L’amour habite peu souvent les cœurs ambitieux ; l’avidité et lui semblent d’humeur incompatible et l’on en chercherait vainement la trace dans le monde où Sériac s’est lancé. Tout y procède de la cupidité : la femme se trouve être l’objet d’un désir charnel, vulgaire et ne laisse après elle que la satisfaction bestiale d’une jouissance matérielle. C’est un plaisir, le premier peut-être, mais ce n’est qu’un plaisir parmi tous ceux que procure la richesse.
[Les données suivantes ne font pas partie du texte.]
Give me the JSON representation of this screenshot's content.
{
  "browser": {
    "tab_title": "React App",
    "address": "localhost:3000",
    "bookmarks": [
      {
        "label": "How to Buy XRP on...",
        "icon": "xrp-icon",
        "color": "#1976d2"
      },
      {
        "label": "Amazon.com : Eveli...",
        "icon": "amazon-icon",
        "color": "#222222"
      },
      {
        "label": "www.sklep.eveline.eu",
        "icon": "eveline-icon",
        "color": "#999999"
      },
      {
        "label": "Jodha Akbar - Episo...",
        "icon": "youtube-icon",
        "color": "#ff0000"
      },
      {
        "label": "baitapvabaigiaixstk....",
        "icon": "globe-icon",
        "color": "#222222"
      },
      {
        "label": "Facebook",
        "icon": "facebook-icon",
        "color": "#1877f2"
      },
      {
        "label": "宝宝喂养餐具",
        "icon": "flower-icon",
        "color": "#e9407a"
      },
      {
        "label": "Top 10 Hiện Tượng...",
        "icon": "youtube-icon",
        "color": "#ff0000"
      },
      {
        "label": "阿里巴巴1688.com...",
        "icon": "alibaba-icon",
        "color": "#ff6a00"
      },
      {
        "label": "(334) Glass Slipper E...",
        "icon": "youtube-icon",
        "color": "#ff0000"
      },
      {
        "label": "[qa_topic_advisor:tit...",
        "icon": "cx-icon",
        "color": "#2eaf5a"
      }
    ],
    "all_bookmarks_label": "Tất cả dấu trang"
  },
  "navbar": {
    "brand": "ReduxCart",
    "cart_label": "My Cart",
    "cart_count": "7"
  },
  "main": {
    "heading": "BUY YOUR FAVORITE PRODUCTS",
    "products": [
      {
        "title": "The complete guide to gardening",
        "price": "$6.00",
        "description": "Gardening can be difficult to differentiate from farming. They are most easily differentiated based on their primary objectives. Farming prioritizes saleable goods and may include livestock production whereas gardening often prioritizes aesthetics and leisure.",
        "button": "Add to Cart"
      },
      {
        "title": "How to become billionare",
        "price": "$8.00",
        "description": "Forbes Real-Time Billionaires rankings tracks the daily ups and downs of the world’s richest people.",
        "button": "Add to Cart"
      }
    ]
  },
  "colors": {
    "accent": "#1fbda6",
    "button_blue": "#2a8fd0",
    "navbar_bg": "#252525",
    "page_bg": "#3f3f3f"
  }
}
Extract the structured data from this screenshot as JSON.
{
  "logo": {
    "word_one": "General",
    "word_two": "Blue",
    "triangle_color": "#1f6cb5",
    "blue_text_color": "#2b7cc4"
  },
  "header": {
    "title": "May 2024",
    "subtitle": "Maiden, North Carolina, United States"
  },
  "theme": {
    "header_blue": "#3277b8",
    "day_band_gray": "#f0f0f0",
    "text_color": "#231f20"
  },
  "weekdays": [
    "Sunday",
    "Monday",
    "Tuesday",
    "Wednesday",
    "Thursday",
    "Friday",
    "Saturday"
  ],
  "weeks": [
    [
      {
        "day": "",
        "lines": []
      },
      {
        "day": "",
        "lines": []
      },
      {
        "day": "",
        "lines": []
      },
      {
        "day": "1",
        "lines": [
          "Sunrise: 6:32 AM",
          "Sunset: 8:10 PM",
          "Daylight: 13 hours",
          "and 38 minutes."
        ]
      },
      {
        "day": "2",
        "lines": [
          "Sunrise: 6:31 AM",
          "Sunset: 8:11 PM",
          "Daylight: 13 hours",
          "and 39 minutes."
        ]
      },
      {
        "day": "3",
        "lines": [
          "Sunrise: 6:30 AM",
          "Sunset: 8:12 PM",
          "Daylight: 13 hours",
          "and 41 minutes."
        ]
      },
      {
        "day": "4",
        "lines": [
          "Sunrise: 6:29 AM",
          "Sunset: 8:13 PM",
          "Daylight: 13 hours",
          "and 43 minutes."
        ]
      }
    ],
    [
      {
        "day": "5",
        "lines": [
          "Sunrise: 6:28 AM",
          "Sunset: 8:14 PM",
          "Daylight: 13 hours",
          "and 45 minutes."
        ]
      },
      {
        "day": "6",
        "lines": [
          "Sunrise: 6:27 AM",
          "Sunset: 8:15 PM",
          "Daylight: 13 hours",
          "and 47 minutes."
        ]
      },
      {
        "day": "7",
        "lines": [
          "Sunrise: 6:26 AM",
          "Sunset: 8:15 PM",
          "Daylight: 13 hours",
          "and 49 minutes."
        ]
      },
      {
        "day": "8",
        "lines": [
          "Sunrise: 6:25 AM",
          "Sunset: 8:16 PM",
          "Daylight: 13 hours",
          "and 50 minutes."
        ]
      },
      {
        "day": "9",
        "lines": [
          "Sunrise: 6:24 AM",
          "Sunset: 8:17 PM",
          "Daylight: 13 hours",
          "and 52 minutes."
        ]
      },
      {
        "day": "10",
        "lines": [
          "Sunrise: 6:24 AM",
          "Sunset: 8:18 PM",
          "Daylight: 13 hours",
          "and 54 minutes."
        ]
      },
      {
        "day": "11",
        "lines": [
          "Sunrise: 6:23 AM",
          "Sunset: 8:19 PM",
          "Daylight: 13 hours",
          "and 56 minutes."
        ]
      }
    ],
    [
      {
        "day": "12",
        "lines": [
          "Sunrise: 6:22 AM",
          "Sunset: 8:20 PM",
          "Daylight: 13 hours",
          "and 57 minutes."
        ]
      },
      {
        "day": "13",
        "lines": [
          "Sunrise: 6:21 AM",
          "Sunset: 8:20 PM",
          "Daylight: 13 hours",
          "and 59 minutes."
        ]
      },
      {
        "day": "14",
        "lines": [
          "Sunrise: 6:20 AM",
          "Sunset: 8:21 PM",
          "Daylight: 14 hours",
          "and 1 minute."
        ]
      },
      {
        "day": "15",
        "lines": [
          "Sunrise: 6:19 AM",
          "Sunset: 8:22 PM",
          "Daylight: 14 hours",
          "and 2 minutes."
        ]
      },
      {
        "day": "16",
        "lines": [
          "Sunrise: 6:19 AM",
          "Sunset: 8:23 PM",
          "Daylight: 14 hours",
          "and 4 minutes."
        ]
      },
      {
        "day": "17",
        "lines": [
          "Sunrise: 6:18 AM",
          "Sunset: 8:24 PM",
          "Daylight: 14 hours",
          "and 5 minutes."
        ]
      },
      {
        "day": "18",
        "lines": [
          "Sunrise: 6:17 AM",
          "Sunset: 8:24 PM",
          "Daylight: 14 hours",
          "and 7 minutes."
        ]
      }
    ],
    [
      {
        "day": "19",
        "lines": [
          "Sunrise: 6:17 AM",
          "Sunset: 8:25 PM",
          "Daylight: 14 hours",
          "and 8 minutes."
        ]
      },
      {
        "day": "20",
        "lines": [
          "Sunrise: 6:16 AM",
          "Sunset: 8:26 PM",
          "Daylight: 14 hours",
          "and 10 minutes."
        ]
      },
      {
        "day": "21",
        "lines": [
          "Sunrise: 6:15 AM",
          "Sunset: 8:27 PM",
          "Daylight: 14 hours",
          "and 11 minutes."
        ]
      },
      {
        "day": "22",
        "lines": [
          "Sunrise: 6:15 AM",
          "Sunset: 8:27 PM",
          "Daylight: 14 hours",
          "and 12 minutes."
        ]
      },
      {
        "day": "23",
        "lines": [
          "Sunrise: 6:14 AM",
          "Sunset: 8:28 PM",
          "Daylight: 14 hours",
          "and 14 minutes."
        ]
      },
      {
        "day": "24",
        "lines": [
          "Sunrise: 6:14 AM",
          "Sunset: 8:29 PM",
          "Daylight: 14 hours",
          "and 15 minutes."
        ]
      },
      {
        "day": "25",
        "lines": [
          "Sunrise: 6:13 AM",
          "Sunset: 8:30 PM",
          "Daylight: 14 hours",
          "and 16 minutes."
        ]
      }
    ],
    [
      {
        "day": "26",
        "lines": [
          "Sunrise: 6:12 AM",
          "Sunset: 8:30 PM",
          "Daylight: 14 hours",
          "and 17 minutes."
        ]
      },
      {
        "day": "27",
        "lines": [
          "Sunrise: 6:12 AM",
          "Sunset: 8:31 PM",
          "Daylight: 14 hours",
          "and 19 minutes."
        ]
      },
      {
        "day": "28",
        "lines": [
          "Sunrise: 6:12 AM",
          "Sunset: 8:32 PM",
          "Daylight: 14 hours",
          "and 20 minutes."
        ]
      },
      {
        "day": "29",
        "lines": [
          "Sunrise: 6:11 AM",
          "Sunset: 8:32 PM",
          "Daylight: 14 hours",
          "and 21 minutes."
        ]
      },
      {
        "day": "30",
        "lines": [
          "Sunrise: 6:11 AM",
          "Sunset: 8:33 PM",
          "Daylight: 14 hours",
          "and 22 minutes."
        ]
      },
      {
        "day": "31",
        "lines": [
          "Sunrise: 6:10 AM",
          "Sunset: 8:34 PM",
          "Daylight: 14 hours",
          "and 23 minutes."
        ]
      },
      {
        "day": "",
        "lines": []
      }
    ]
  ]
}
Et si l’on rencontre quelques exemples d’attachement durable, résistant à toutes les fantaisies, s’en accommodant même, il faut les attribuer autant à la routine qu’à cette bizarrerie, qui se joue du cœur humain et le rend insaisissable. Est-ce l’aveuglement, l’intérêt, le charme ? — On ne sait. Tantôt l’un, tantôt l’autre, quelquefois l’un et l’autre, et le tout conduit jusqu’à la sympathie peut-être, rarement jusqu’à l’amour.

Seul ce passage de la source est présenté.